ピンズ・ログの旗揚げ作を6年ぶりに再演。27日まで、110分。テアトルBONBON。

郊外への移転を控えた大学、映画研究会の部室。移転のための片づけも佳境を迎えて、OBの結婚式で集まったOBたち。「サラミの会」という映画、映写機もなく、そのままになっていた。 就職、恋愛、これは踏み台、使えるものは、許せない気持ち、将来のこと、あのころを引きずっている

大学生のほんのひととき、気楽に見えたって、 せっぱ詰まった就職活動という未来が見えない不安と、一年生がカメラを抱えてまっすぐにものをつくろうとする気持ちと、サークルで作ったものが賞をとり、監督ばかりが脚光を浴びて残されたような気持ちを持つ人々と、少しばかりの悪意と。

軽い気持ちで始めたのに引き込まれたドキュメンタリの撮影、それが洒落にならない事態になっても、撮影することを止めることができない気持ち。暴走とは違う引っ張られる気持ちとそれを続けてはいけない気持ちとの狭間。せめてもの償いの気持ちは、発表しないという約束だったけれど、それを試したいという気持ちを抑えきれない。

あるいは、うまくいかない就職活動のいらつき、「要領のよさ」への対比。まじめにやっているということだけが評価を生むわけではない、ということを就職と映画という物作り、という二面で描き出します。そんないろんなことが起きても不思議ではない大学のこの時期を選んでいるのは秀逸で、この時期のおかげで、もうひとつままならない、恋愛という要素にも説得力があります。

物語として観ると、じっさいのところ何かが解決しているわけではなくて、大学生の一時期とその数年後の姿をすぱんと断面を並べて見せる感じの手法と盛り込んだエピソードの程良さのバランスなのだと思います。

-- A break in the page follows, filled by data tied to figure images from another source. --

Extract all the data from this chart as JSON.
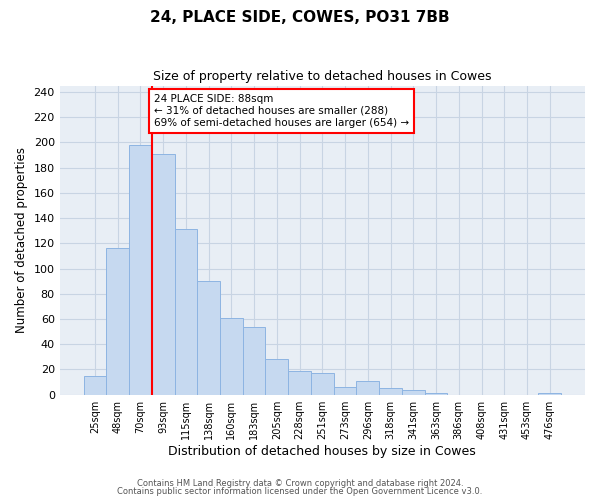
{
  "title": "24, PLACE SIDE, COWES, PO31 7BB",
  "subtitle": "Size of property relative to detached houses in Cowes",
  "xlabel": "Distribution of detached houses by size in Cowes",
  "ylabel": "Number of detached properties",
  "bar_labels": [
    "25sqm",
    "48sqm",
    "70sqm",
    "93sqm",
    "115sqm",
    "138sqm",
    "160sqm",
    "183sqm",
    "205sqm",
    "228sqm",
    "251sqm",
    "273sqm",
    "296sqm",
    "318sqm",
    "341sqm",
    "363sqm",
    "386sqm",
    "408sqm",
    "431sqm",
    "453sqm",
    "476sqm"
  ],
  "bar_values": [
    15,
    116,
    198,
    191,
    131,
    90,
    61,
    54,
    28,
    19,
    17,
    6,
    11,
    5,
    4,
    1,
    0,
    0,
    0,
    0,
    1
  ],
  "bar_color": "#c6d9f0",
  "bar_edge_color": "#8db4e2",
  "vline_index": 3,
  "vline_color": "red",
  "annotation_line1": "24 PLACE SIDE: 88sqm",
  "annotation_line2": "← 31% of detached houses are smaller (288)",
  "annotation_line3": "69% of semi-detached houses are larger (654) →",
  "annotation_box_color": "white",
  "annotation_box_edge": "red",
  "ylim": [
    0,
    245
  ],
  "yticks": [
    0,
    20,
    40,
    60,
    80,
    100,
    120,
    140,
    160,
    180,
    200,
    220,
    240
  ],
  "footer1": "Contains HM Land Registry data © Crown copyright and database right 2024.",
  "footer2": "Contains public sector information licensed under the Open Government Licence v3.0.",
  "bg_color": "#ffffff",
  "grid_color": "#c8d4e3",
  "plot_bg_color": "#e8eef5"
}
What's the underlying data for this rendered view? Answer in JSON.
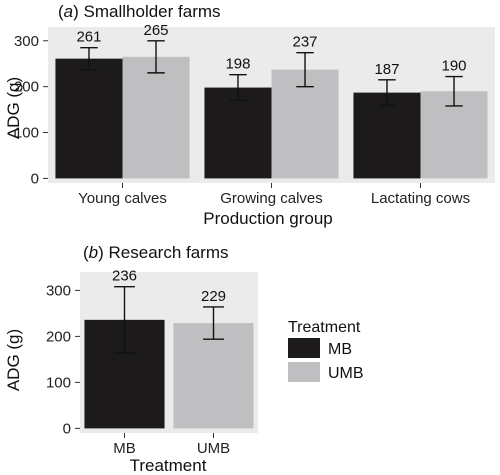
{
  "chart_data": [
    {
      "type": "bar",
      "panel": "a",
      "title_prefix": "(",
      "title_letter": "a",
      "title_suffix": ") Smallholder farms",
      "xlabel": "Production group",
      "ylabel": "ADG (g)",
      "categories": [
        "Young calves",
        "Growing calves",
        "Lactating cows"
      ],
      "series": [
        {
          "name": "MB",
          "values": [
            261,
            198,
            187
          ],
          "error": [
            24,
            28,
            28
          ],
          "color": "#1c1a1b"
        },
        {
          "name": "UMB",
          "values": [
            265,
            237,
            190
          ],
          "error": [
            35,
            37,
            32
          ],
          "color": "#bfbfc1"
        }
      ],
      "data_labels": [
        [
          "261",
          "198",
          "187"
        ],
        [
          "265",
          "237",
          "190"
        ]
      ],
      "ylim": [
        -10,
        330
      ],
      "yticks": [
        0,
        100,
        200,
        300
      ],
      "ytick_labels": [
        "0",
        "100",
        "200",
        "300"
      ],
      "grid": false,
      "background": "#ebebeb"
    },
    {
      "type": "bar",
      "panel": "b",
      "title_prefix": "(",
      "title_letter": "b",
      "title_suffix": ") Research farms",
      "xlabel": "Treatment",
      "ylabel": "ADG (g)",
      "categories": [
        "MB",
        "UMB"
      ],
      "values": [
        236,
        229
      ],
      "error": [
        72,
        35
      ],
      "colors": [
        "#1c1a1b",
        "#bfbfc1"
      ],
      "data_labels": [
        "236",
        "229"
      ],
      "ylim": [
        -10,
        340
      ],
      "yticks": [
        0,
        100,
        200,
        300
      ],
      "ytick_labels": [
        "0",
        "100",
        "200",
        "300"
      ],
      "grid": false,
      "background": "#ebebeb",
      "legend": {
        "title": "Treatment",
        "placement": "right",
        "items": [
          {
            "label": "MB",
            "color": "#1c1a1b"
          },
          {
            "label": "UMB",
            "color": "#bfbfc1"
          }
        ]
      }
    }
  ]
}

ドキュメンタリーが直面した洒落にならない現実を心の隅で「ラッキー」と思ってしまうメディアというものの悪魔の声、そのままではいけない、というのは本当はメディアを操るものたちの矜持(プライドとうよりは責任を伴った誇りという意味合いの)だと思うのだけれど、昨今のメディアに見えるアタシたちの絶望的なきもちを重ねると、その対比は、今だからこそ生きてくるという感はあります。

初演のときも思ったけれど、ナイロン「カメラ≠万年筆」という名作があって、じつは物語や構図というより、キャラクタとしてナイロンに出てきそうな感じの人々という気もするのです。それは決してオリジナリティの欠如などではなくて、ある種の安心感すらアタシは感じるのです。

一年生の監督、この場所を記録に残そうというまっすぐな気持ちを清水葉月が好演、印象に残ります。就職活動がうまくいかない女、まじめさとそのいらつきを説得力を持って竹原千恵。10代の役をリアルにこなす牛水里美は、ちょっと凄い。